> >

Respons Tegas Pimpinan KPK Soal Jaksa Agung yang Minta Korupsi di Bawah Rp50 Juta Tak Dihukum

Hukum | 29 Januari 2022, 06:40 WIB
Wakil Ketus KPK Nurul Ghufron. (Sumber: Kompas.com)

JAKARTA, KOMPAS.TV - Wakil Ketua Komisi Pemberantasan Korupsi (KPK) Nurul Ghufron merespons tegas pernyataan Jaksa Agung ST Burhanuddin yang meminta kasus korupsi di bawah Rp50 juta tak perlu diproses hukum.

Nurul menegaskan korupsi adalah perilaku tercela terlepas dari berapa pun nilai kerugian keuangan negara yang ditimbulkan akibat tindak pidana itu.

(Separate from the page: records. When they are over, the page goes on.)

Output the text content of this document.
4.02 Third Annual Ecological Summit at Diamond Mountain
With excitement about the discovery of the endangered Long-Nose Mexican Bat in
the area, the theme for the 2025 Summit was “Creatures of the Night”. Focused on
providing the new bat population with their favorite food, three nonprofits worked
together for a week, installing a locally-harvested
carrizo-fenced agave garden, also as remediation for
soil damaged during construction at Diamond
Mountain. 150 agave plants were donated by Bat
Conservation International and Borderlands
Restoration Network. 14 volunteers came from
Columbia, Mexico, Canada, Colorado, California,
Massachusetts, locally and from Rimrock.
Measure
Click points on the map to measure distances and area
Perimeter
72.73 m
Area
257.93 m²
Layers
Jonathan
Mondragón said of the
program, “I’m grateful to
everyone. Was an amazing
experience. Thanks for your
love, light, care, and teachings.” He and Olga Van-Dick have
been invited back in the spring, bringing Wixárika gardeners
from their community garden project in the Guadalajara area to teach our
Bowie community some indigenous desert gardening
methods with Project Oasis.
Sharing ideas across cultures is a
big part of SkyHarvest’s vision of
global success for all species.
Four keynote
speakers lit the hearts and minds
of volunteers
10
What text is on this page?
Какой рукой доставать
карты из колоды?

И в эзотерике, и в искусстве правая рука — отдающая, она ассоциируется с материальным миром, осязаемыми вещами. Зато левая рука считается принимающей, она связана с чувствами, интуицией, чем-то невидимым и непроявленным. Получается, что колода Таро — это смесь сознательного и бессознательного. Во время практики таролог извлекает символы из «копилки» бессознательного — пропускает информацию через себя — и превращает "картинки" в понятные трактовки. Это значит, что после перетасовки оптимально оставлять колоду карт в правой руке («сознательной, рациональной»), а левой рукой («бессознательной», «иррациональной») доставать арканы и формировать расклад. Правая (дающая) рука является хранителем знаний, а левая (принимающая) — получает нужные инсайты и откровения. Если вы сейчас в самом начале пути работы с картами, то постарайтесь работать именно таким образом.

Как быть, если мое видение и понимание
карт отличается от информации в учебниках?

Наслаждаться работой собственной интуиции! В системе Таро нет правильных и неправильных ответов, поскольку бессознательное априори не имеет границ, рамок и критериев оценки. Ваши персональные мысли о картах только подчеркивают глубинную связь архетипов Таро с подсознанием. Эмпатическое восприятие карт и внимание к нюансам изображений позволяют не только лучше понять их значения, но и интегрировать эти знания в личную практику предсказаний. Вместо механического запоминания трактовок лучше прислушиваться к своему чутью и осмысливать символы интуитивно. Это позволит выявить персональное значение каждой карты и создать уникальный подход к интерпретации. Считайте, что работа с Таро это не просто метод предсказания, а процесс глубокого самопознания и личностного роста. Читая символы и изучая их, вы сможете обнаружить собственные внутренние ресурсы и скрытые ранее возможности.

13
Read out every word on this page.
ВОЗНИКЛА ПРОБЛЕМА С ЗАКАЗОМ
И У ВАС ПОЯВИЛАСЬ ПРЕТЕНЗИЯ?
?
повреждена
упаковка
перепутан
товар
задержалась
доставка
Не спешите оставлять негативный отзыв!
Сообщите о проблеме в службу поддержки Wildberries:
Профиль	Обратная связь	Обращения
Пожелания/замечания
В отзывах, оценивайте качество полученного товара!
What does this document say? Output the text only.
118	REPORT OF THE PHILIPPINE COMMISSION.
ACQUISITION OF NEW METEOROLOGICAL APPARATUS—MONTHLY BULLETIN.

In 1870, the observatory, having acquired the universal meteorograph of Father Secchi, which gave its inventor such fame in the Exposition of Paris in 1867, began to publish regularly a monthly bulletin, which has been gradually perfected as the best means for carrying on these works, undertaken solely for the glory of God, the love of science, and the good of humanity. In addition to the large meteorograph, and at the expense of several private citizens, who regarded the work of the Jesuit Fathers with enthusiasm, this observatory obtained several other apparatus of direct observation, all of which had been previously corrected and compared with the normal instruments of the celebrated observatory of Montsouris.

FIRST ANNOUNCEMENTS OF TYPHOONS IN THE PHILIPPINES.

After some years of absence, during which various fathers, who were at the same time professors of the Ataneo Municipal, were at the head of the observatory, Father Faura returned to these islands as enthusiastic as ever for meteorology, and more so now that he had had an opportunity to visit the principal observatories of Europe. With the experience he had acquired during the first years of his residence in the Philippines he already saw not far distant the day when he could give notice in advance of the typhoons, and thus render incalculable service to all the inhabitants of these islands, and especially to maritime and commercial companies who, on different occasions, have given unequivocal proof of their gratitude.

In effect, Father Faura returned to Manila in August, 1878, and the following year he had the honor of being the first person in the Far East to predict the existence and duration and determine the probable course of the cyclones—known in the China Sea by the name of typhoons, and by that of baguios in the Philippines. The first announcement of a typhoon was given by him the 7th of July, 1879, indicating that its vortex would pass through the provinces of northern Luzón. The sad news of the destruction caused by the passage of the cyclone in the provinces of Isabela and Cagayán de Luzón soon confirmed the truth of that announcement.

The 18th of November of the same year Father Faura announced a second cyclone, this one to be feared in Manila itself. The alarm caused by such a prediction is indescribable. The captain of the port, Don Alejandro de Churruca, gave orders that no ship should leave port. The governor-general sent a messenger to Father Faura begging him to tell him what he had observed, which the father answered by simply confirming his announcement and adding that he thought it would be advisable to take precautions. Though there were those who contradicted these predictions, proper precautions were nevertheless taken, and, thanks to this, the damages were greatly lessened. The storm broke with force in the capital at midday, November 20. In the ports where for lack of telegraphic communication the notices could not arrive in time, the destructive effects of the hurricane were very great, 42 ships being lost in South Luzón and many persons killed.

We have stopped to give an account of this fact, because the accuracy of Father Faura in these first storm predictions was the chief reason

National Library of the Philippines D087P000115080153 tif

Baca Juga: Jaksa Agung Minta Kasus Korupsi di Bawah Rp50 Juta Tak Perlu Diproses Hukum, Ini Syaratnya

"Karena aspek hukum bukan sekadar tentang kerugian negara. Namun, juga aspek penjeraan dan sebagai pernyataan penghinaan terhadap perilaku tercela yang tidak melihat dari berapa pun kerugiannya," kata Ghufron melalui keterangan resminya di Jakarta, Jumat (28/1/2022).

"Negara kita adalah negara hukum yang pembentuknya adalah DPR dan pemerintah selama hal tersebut tidak diatur dalam UU kita sebagai penegak hukum tidak bisa berkreasi membiarkan korupsi di bawah Rp50 juta."

Kendati demikian, Ghufron memahami gagasan Jaksa Agung tersebut. Ia mengatakan proses penyelesaian perkara juga memakan biaya yang besar bisa lebih dari Rp50 juta.

Baca Juga: Klarifikasi Kejagung Soal “Korupsi di Bawah 50 Juta, Tak Perlu Diproses Hukum”

"Karena proses hukum harus juga mempertimbangkan cost and benefit," kata Nurul Ghufron.

"Sementara proses hukum kalau kita perhitungkan biayanya dari proses penyelidikan, penyidikan, penuntutan sampai ke pengadilan banding dan kasasi biayanya tentu lebih besar dari Rp50 juta, sehingga saya memahami gagasan tersebut."

Sebelumnya, Jaksa Agung ST Burhanuddin meminta jajarannya agar tidak memproses hukum kasus korupsi dengan kerugian negara di bawah Rp50 juta.